Fetichista por pés tenta bater recordes de multitrampling no ErosPorto

Prática consiste em ser pisado por mais que uma pessoa em saltos altos

Apreciado pelos adoradores de pés, o multitrampling consiste em alguém pisar outro com os pés calçados, normalmente com salto alto. Um dos fetichistas por pés do “Cantinho do Foot Fetish” do Salão Erótico do Porto, que se realiza este ano de 10 a 13 de março, na Exponor, vai tentar sustentar sobre o seu corpo o peso do maior número de mulheres e assim bater os recordes ibérico e mundial, fixados respetivamente nas 11 e 15 mulheres.

A tentativa de bater os recordes ibérico e mundial de multitrampling vai acontecer no segundo dia do IX ErosPorto – Salão Erótico do Porto 2016, pelas 23h, no palco principal. E as visitantes do maior evento erótico nacional podem participar também, através da inscrição prévia no “Cantinho do Foot Fetish”.

Com a inclusão deste novo espaço temático dedicado à atração erótica por pés, o ErosPorto dá seguimento a um dos seus principais objetivos, o de proporcionar aos visitantes informação e demonstração de diferentes práticas que conduzam a uma vida sexual com mais prazer. Para além do “Cantinho do Foot Fetish”, o evento mantém ainda a aposta na área BDSM – Bondage, Dominação, Sadismo e Masoquismo, dedicada às práticas sexuais mais extremas, onde se incluem todo um conjunto de fetiches no jogo interativo entre dominadoras e escravos.

Para abordar a temática do foot fetish, o ErosPorto convidou uma das maiores especialistas espanholas nesta matéria e não só. Arola Poch, licenciada em Psicologia, Comunicação Audiovisual e especialista em sexualidade, é uma reconhecida bloguer, com intervenção assídua em televisão, rádio e Imprensa, promovendo os fetichismos e as práticas sexuais minoritárias e desconhecidas do grande público.
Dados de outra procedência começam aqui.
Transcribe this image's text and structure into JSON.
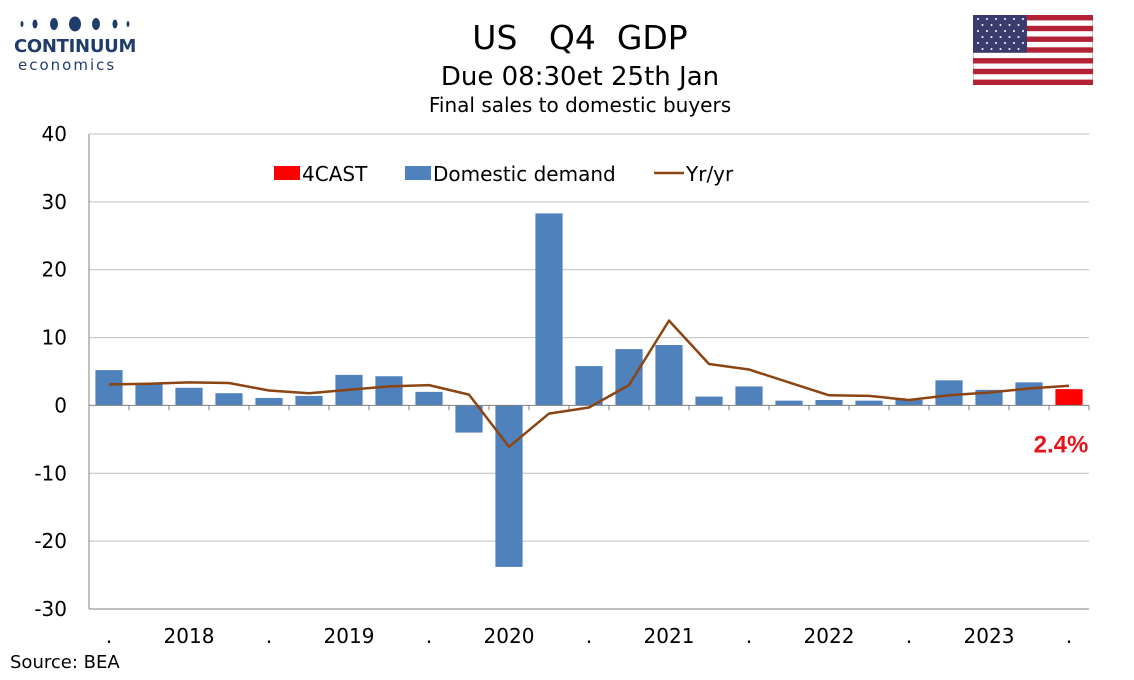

Fiel à filosofia “sex positive”, é da opinião de que “cada um deve viver, com liberdade, a sexualidade da forma que lhe mais satisfaça”, pelo que através do seu blogue arolapoch.com procura disponibilizar uma visão positiva e normalizada do sexo, sem tabus ou estereótipos. Adepta do foot fetish, Arola publica semanalmente fotos dos seus pés em diversas redes sociais, imagens seguidas por milhares de admiradores em todo o mundo.

Foto_Trampling

Sapatos altos, botas ou meias?

De acordo com a bloguer, o foot fetish consiste na atração erótica por pés mas “não implica especificamente uma atração por sapatos de salto alto, botas ou meias” ou seja, “podem existir associações e prazeres compartilhados”. Sejam grandes, pequenos, com mais ou menos curvatura na planta, com dedos largos ou estreitos, com ou sem unhas pintadas ou até sujos e com odor, “todos os pés têm o seu público”, explica.

No jogo fetichista há sempre dois papéis, o que dá e o que recebe. Segundo Arola, “ambos podem ser muito prazerosos. O fetichista que dá desfruta muito comendo uns pés. E quem recebe… só posso dizer que o pé possui muitos pontos erógenos”. Para a especialista, brincar com os pés “pode ser perfeitamente um ato sexual em si mesmo. Não é necessária penetração para tirar partido do sexo foot fetish. Mas também pode-se começar por brincar com os pés e acabar com a penetração”.

Arola Poch e Sergy Martin, responsáveis pelo “Cantinho do Foot Fetish” do Salão Erótico do Porto, integram o movimento Spanish Foot Fetish e têm sido grandes impulsionadores desta prática no país vizinho com a organização de festas temáticas. Sem fins lucrativos, estes eventos procuram, por um lado, promover e, sobretudo, normalizar a prática do fetichismo por pés, e por outro, possibilitar experiências aos adoradores de pés que não têm com quem praticar.

No “Cantinho do Foot Fetish”, Arola Poch promete divertir-se e desfrutar de massagens, adoração, trampling e dar a conhecer o mundo mágico do fetichismo por pés. Apaixonada por Portugal, em especial pela sua gastronomia, património cultural, paisagens e amabilidade das suas gentes, Arola declara-se “entusiasmada” com sua primeira vez no Salão Erótico do Porto.

O ErosPorto 2016 conta mais de 100 artistas nacionais e internacionais, provenientes de vários países da Europa e América Latina. Atrizes, atores, strippers, pole dancers, drag queens e transformistas são apenas alguns dos protagonistas que poderão ser vistos em 12 palcos e áreas privadas com espetáculos diversificados e contínuos.